De voorziening beschut werk is bedoeld voor mensen die door hun lichamelijke, verstandelijke of psychische beperking een zodanige mate van begeleiding en aanpassing van de werkplek nodig hebben, dat van een reguliere werkgever niet mag worden verwacht dat hij/zij deze mensen in dienst neemt. Met de voorziening beschut werk kan de gemeente mensen met een grote afstand tot de arbeidsmarkt toch in een dienstbetrekking laten werken.

De beleidsregel over de voorziening beschut werk zijn opgesteld in verband met het verplichten van beschut werk en met betrekking tot het quotum van arbeidsbeperkten en het openstellen van de Praktijkroute. Deze wetswijzigingen zijn erop gericht de toegang van mensen met een arbeidsbeperking tot voorzieningen te verruimen en te vergemakkelijken. De belangrijkste twee wijzigingen hebben betrekking op beschut werk:

- personen die menen in aanmerking te komen voor beschut werk hebben de mogelijkheid om, zonder tussenkomst van het college, zelf een indicatie beschut werk aan te vragen bij het UWV;

- gemeenten zijn verplicht om aan personen met een indicatie beschut werk een werkplek aan te bieden, tot ten minste het aantal plekken waarvan het Rijk in de ramingen bij het beschikbaar stellen van de financiële middelen is uitgegaan.

Voor beschut werk bestaat vooralsnog geen CAO. Op landelijk niveau wordt hier wel over gesproken.

De invoering van de verplichting inzake het realiseren van beschutte werkplekken leidt tot een aantal wijzigingen in het huidige beleid ten aanzien van:

- het aantal plekken voor beschut werk

- de in te zetten voorzieningen.

Aantal plekken beschut werk

Gemeenten zijn verplicht een aantal plekken te realiseren, gekoppeld aan de middelen die het Rijk hiervoor beschikbaar stelt. De realisatie is afhankelijk van het aantal personen met een indicatie beschut werk. De aantallen per gemeente zijn inmiddels vastgelegd in een Ministeriële regeling. Op grond hiervan moeten onze gemeenten in 2018 achttien plekken realiseren en in 2019 drieëntwintig. Het aantal beschutte werkplekken is cumulatief.

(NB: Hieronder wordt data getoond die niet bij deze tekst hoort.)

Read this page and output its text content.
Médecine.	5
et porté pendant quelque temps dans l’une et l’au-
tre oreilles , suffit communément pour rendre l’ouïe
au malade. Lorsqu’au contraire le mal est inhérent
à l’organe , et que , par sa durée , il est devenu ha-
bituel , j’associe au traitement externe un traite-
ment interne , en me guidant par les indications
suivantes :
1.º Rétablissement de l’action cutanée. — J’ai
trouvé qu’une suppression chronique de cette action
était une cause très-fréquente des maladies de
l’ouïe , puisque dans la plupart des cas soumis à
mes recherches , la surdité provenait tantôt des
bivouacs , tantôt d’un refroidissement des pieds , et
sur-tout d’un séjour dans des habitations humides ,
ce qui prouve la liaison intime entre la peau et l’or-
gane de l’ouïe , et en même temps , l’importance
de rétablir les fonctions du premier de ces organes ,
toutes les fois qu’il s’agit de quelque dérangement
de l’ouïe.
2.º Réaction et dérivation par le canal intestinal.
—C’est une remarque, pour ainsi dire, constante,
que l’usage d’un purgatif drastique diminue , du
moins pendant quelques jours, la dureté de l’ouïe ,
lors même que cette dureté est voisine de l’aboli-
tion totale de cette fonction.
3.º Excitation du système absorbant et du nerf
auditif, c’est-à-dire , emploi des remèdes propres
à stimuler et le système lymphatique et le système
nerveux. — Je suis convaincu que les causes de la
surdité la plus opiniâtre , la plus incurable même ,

Voorzieningen gericht op arbeidsinschakeling

De gemeenteraad dient bij verordening (artikel 10b lid 7 Participatiewet) vast te stellen welke voorzieningen gericht op arbeidsinschakeling worden aangeboden om personen op een beschut werkplek te laten werken. De voorzieningen fysieke aanpassingen van de werkplek of de werkomgeving, uitsplitsing van taken, aanpassingen in de wijze van werkbegeleiding, werktempo of arbeidsduur kunnen beschikbaar worden gesteld aan personen met een beschutte werkplek.

Artikel 1. Begripsomschrijvingen

Dit artikel bevat de begripsbepalingen die op deze beleidsregel van toepassing zijn.

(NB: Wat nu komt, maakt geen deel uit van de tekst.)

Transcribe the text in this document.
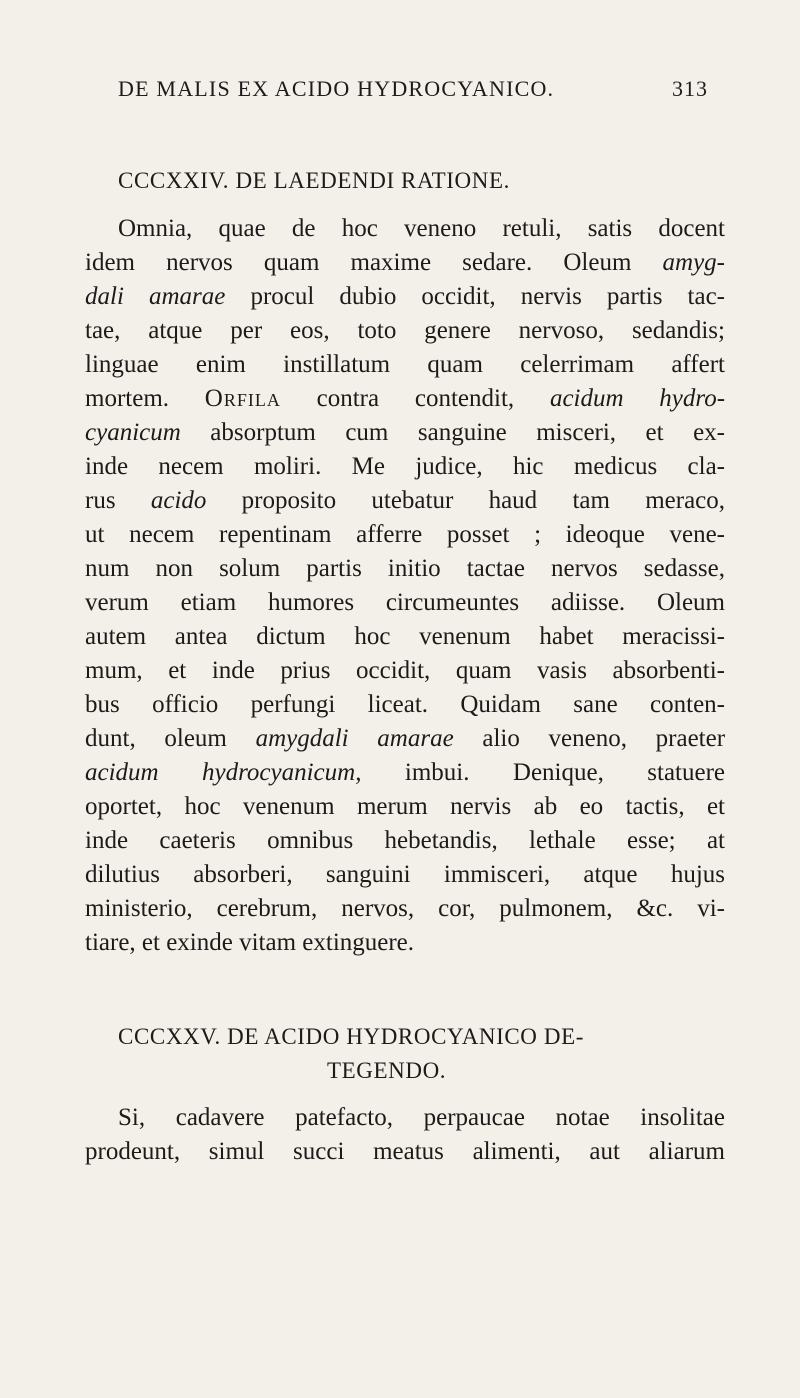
DE MALIS EX ACIDO HYDROCYANICO.	313
CCCXXIV. DE LAEDENDI RATIONE.
Omnia, quae de hoc veneno retuli, satis docent
idem nervos quam maxime sedare. Oleum amyg-
dali amarae procul dubio occidit, nervis partis tac-
tae, atque per eos, toto genere nervoso, sedandis;
linguae enim instillatum quam celerrimam affert
mortem. Orfila contra contendit, acidum hydro-
cyanicum absorptum cum sanguine misceri, et ex-
inde necem moliri. Me judice, hic medicus cla-
rus acido proposito utebatur haud tam meraco,
ut necem repentinam afferre posset ; ideoque vene-
num non solum partis initio tactae nervos sedasse,
verum etiam humores circumeuntes adiisse. Oleum
autem antea dictum hoc venenum habet meracissi-
mum, et inde prius occidit, quam vasis absorbenti-
bus officio perfungi liceat. Quidam sane conten-
dunt, oleum amygdali amarae alio veneno, praeter
acidum hydrocyanicum, imbui. Denique, statuere
oportet, hoc venenum merum nervis ab eo tactis, et
inde caeteris omnibus hebetandis, lethale esse; at
dilutius absorberi, sanguini immisceri, atque hujus
ministerio, cerebrum, nervos, cor, pulmonem, &c. vi-
tiare, et exinde vitam extinguere.
CCCXXV. DE ACIDO HYDROCYANICO DE-
TEGENDO.
Si, cadavere patefacto, perpaucae notae insolitae
prodeunt, simul succi meatus alimenti, aut aliarum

Artikel 2. Doelgroep beschut werk

Het gaat om mensen die uitsluitend in een beschutte omgeving onder aangepaste omstandigheden mogelijkheden tot arbeidsparticipatie hebben. Beschut werk kenmerkt zich door een hoge mate van (structurele) ondersteuning en aanpassing van het werk. Of iemand in aanmerking komt voor beschut werk hoeft niets te zeggen over de mate van productiviteit van deze persoon.

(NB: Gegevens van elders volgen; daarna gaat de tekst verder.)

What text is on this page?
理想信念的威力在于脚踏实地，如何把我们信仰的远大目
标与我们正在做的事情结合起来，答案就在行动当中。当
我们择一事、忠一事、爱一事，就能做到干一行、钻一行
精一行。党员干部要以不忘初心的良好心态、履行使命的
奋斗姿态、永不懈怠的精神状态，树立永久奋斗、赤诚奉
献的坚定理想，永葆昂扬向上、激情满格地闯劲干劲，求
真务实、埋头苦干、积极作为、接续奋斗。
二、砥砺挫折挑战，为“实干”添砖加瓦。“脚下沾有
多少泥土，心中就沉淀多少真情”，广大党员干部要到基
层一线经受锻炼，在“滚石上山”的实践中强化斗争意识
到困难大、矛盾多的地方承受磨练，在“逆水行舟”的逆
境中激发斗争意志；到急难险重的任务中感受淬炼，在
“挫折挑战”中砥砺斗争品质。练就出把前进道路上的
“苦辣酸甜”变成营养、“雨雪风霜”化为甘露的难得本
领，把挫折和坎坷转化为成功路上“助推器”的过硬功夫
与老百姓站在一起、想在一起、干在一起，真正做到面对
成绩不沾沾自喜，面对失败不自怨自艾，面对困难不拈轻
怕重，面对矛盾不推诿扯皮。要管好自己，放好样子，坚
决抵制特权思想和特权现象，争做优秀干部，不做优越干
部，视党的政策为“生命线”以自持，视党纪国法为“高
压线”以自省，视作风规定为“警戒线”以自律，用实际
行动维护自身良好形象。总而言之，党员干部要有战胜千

In de Participatiewet is vastgelegd dat niet alleen de gemeente bepaalt welke mensen zij voor een beoordeling beschut werk bij UWV voordraagt. Ook mensen die menen in aanmerking te komen voor beschut werk hebben de mogelijkheid om, zonder tussenkomst van de gemeente, zelf een indicatie beschut werk aan te vragen bij het UWV. Vervolgens beoordeelt het UWV op basis van landelijke criteria of mensen tot de doelgroep beschut werk behoren en adviseert de gemeente hierover.

De gemeente heeft de mogelijkheid om door middel van een onderzoek door een deskundige van Werkplein Ability, aan de hand van de criteria zoals genoemd in artikel 2, lid 1 te onderzoeken of iemand in aanmerking kan komen voor een indicatiestelling beschut werk door UWV. Op basis van individualisering kan, mits goed beargumenteerd, afgeweken worden van het advies van het UWV. Dit is van toepassing bij een belanghebbende die niet tot de doelgroep behoort, zoals genoemd in artikel 2, lid 1, sub d of wanneer de verwachte loonwaarde lager ligt dan 30%. Bij een hogere loonwaarde dan 70% geldt dit overigens niet.

Het college biedt beschutte werk plekken aan op basis van de jaarlijks door het Rijk (bij ministeriele regeling) opgelegde aantal ten minste te realiseren dienstbetrekkingen beschut werk. De raad kan jaarlijks bij het opstellen van de programmabegroting besluiten of er meer plekken beschikbaar moeten worden gesteld. Dit leidt tot onderstaand schema van beschikbare plekken:

2018

2019

Bedum

3

4

De Marne

3

4

Winsum

4

5

Eemsmond

8

10

Totaal

18

23

Bron: Aantallen beschutte werkplekken per gemeente in 2018 en de voorlopige aantallen voor 2019 (https://www.rijksoverheid.nl/documenten/publicaties)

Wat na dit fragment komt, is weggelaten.